Lipid-87​​ is an ionizable lipid developed by Generation Bio, characterized by its ​​tertiary amine group​​ for pH-dependent protonation and ​​dual C16/C17 aliphatic chains​​ that enhance hydrophobic stability.As the core component (47.5–57.5 mol%) of stealth lipid nanoparticles (LNPs), Lipid87 enables extended blood circulation (>24-hour half-life vs. 30 min for conventional LNPs) by synergizing with steric-stabilizing polymers (e.g., DSG-PEG₂₀₀₀-OMe), achieves >95% encapsulation efficiency for mRNA/ceDNA with low cytotoxicity (IC₅₀ >100 μM), and drives liver-specific targeting (>80% hepatocyte transfection at 0.5 mpk), effectively restoring 40% FIX activity in hemophilia B models for over 7 days.

DODAP (hydrochloride) is an ionizable lipid. DODAP (hydrochloride) has the potential for the research of gene delivery.

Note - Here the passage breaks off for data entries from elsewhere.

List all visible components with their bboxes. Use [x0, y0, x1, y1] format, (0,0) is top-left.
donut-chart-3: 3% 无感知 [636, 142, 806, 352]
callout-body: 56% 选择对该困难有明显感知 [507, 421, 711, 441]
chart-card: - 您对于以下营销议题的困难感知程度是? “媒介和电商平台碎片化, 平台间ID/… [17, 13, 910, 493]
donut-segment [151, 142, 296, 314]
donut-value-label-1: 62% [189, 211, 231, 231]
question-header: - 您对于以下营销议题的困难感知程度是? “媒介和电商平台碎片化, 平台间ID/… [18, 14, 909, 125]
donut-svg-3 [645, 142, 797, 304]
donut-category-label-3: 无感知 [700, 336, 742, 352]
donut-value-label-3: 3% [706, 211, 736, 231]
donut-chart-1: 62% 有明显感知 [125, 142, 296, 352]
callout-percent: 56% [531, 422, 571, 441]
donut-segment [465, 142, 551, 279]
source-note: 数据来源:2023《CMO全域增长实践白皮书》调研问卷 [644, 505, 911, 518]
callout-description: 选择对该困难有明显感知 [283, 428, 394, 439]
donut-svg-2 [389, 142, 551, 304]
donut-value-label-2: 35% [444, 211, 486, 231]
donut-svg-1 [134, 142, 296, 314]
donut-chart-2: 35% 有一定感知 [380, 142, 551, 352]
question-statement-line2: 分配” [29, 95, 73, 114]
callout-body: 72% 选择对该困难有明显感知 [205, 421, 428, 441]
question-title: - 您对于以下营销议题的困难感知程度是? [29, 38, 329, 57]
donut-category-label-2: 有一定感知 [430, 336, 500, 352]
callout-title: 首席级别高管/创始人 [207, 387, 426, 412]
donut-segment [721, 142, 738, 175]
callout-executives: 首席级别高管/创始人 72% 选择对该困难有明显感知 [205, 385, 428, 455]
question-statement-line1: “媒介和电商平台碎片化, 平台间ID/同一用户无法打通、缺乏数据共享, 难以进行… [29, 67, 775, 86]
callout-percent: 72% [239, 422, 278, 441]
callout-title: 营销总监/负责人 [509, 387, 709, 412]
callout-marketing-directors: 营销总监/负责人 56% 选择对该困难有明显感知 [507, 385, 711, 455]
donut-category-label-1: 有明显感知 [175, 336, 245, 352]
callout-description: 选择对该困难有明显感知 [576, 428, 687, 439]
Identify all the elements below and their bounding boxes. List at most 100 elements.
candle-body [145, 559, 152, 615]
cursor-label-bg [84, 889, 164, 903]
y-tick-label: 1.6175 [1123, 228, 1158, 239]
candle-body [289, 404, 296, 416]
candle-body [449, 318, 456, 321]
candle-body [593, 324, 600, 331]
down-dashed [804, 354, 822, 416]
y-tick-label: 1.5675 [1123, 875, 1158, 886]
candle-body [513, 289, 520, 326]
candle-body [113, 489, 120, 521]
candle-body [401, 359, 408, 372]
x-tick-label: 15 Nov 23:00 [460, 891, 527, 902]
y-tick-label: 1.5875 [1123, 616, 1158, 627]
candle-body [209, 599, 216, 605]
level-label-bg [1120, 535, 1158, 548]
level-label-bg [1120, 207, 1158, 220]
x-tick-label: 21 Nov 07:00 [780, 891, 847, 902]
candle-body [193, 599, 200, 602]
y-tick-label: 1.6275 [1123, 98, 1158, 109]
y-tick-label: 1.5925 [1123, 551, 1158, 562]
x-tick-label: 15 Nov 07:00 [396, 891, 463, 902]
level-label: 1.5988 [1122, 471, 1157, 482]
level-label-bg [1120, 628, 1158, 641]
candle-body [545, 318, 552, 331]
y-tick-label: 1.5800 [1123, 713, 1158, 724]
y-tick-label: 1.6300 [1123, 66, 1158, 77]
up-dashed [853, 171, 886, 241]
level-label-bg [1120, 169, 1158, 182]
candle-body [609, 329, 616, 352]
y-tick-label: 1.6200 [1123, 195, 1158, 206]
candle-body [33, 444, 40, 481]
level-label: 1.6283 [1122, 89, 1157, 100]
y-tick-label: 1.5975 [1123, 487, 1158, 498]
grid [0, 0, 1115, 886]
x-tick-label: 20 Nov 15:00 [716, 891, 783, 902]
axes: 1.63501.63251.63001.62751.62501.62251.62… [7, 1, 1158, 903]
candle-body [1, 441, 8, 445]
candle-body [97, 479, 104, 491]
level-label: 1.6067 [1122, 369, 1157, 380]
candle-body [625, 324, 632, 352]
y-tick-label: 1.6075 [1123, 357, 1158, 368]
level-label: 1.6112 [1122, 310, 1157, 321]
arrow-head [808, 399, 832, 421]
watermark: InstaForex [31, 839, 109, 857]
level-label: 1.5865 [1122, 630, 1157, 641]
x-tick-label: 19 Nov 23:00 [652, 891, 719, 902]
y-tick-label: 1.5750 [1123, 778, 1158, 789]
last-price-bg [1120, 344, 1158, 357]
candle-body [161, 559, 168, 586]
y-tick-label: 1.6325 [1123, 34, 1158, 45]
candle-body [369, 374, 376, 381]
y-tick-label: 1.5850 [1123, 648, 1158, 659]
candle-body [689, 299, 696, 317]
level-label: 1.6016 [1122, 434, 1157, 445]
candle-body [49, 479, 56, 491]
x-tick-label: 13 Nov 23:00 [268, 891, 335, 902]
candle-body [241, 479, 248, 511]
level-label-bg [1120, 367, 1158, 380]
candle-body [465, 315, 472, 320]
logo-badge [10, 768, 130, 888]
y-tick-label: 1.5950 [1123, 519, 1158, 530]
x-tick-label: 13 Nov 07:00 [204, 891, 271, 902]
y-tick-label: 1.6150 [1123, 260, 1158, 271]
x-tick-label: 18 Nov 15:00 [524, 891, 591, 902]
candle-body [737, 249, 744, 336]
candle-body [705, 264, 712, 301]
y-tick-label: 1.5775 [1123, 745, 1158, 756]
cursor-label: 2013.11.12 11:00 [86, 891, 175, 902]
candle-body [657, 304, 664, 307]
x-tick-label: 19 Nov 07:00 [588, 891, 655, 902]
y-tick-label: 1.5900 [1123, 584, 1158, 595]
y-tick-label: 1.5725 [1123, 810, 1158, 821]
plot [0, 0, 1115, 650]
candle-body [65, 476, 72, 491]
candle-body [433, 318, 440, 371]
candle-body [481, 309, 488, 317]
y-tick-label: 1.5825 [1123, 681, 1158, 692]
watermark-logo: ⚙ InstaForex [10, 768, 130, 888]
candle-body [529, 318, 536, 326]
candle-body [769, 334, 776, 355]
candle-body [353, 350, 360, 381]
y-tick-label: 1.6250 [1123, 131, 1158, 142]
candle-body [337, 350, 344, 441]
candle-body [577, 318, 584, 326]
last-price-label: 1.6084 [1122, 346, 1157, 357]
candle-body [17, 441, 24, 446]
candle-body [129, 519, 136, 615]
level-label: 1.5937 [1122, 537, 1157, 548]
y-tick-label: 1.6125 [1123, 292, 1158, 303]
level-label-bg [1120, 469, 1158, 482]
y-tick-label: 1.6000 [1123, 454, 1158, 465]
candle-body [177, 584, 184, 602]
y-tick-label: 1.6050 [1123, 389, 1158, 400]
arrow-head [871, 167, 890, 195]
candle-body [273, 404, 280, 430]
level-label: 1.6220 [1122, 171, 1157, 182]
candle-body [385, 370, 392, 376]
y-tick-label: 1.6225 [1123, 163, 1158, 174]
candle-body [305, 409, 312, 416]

THP1 is a tetrahydropyrimidine ionizable lipid for mRNA delivery. THP1 demonstrates higher transfection efficiency comparable to DLin-MC3-DMA (MC3). THP1 LNPs also demonstrates the ability to edit genes in specific liver tissues in a tdTomato transgenic mouse model.

12T-O14 is a amidine-incorporated degradable (AID) lipid for versatile mRNA delivery. 12T-O14-LNPs mediate efficient intramuscular delivery of mRNA vaccines and systemic delivery of mRNA therapeutics without noticeable toxicity. 12T-O14 serves as a superior supplementary lipid to redirect liver-tropic LNPs to selectively target the lung or spleen via simple adjustment of the formulation.